Besides that minor improbable innocence, there is also a strange irony to the way the movie plays out that I’m not sure director Craig Gillespie (who also has Mr. Woodcock on his short resume) or screenwriter Nancy Oliver (who penned a handful of Six Feet Under episodes) intended. Throughout the movie the audience is encouraged to laugh at how ridiculous Lars looks carting around and engaging this doll as if it were real. We are being told to point and laugh at him while the characters in the movie are doing everything to try to understand and comfort him. Unfortunately for the movie, after the fourth or fifth time, the joke is no longer funny and even makes the viewer feel kind of mean spirited for laughing when everyone else is compassionate.

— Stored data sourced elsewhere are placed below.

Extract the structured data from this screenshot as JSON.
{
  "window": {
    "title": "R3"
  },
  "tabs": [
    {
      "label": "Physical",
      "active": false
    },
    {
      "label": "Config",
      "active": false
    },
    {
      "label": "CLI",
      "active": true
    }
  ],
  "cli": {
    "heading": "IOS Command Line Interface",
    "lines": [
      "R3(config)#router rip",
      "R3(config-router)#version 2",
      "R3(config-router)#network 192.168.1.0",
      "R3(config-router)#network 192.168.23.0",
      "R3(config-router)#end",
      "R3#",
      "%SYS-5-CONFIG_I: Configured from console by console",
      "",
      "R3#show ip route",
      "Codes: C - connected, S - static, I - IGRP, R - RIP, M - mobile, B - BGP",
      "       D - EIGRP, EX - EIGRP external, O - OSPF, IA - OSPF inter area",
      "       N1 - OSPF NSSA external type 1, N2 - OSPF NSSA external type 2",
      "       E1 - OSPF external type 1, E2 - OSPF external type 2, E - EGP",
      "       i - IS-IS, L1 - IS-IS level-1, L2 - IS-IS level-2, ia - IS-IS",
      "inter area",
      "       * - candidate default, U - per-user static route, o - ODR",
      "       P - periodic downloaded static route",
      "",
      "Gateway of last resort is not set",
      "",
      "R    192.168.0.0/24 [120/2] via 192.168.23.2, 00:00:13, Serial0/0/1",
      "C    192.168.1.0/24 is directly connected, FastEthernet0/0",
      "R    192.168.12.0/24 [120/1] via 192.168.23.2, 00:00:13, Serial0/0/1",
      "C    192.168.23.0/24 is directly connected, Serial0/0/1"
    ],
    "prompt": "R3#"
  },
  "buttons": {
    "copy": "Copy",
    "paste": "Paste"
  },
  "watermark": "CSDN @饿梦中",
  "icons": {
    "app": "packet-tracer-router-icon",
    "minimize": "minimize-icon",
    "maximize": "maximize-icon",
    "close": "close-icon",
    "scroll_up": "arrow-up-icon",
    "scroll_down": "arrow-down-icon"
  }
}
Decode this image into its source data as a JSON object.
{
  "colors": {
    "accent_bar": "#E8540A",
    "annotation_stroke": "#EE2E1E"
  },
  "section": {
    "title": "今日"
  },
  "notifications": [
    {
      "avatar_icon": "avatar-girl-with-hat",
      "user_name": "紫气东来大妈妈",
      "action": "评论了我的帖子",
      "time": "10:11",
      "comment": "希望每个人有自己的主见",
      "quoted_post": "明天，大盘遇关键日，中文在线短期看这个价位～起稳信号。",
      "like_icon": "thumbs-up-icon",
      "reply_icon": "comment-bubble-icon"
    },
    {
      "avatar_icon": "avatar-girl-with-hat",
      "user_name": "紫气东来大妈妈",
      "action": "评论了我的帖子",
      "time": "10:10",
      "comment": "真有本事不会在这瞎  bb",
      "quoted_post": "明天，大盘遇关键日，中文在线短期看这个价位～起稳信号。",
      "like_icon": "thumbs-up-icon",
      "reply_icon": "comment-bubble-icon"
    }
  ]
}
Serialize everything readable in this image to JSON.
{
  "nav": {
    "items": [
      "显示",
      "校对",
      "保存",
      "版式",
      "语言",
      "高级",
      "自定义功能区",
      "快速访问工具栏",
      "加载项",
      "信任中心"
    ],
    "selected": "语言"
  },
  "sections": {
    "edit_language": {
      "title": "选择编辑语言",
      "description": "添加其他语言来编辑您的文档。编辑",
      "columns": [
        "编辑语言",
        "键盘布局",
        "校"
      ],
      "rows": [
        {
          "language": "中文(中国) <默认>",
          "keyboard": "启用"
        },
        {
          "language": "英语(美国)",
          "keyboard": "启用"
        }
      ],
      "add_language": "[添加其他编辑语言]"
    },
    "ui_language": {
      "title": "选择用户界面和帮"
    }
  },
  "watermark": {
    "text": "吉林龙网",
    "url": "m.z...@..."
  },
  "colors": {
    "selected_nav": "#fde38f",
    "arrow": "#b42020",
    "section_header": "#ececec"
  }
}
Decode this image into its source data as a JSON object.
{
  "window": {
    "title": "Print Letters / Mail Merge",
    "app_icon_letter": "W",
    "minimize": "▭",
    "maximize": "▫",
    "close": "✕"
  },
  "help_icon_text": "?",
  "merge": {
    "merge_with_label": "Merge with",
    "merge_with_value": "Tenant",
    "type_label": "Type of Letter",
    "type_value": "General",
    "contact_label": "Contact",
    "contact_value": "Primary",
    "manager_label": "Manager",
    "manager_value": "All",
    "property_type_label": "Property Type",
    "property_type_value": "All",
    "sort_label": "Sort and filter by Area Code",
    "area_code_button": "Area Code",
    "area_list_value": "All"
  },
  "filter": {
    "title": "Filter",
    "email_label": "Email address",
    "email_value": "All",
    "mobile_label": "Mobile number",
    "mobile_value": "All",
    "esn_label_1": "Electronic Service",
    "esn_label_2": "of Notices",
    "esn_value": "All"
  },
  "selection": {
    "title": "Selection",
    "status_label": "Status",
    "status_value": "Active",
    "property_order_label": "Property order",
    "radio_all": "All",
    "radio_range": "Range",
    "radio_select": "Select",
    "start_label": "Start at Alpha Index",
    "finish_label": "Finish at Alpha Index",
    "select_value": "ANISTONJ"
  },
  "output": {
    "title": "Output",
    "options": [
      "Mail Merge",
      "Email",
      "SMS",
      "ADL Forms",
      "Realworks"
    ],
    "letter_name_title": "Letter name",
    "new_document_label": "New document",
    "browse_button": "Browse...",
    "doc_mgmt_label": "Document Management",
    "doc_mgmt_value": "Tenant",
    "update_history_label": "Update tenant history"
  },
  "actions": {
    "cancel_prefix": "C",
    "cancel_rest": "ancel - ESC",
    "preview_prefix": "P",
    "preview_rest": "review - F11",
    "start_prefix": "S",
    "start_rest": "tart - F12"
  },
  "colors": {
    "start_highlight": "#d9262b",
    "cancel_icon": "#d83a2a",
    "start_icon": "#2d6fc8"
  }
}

You might think I’m being too hard on this trifle of a movie but I’m not sympathetic. Lars and Real Girl is a blatant attempt to mine the “cutsie indie flick” hysteria of late spurred on by the success of superior movies like Little Miss Sunshine and Eternal Sunshine of the Spotless Mind. However, where those movies retained some sort of basis in reality, Lars and the Real Girl is about as believable as a pair of fake breasts on a plastic sex doll.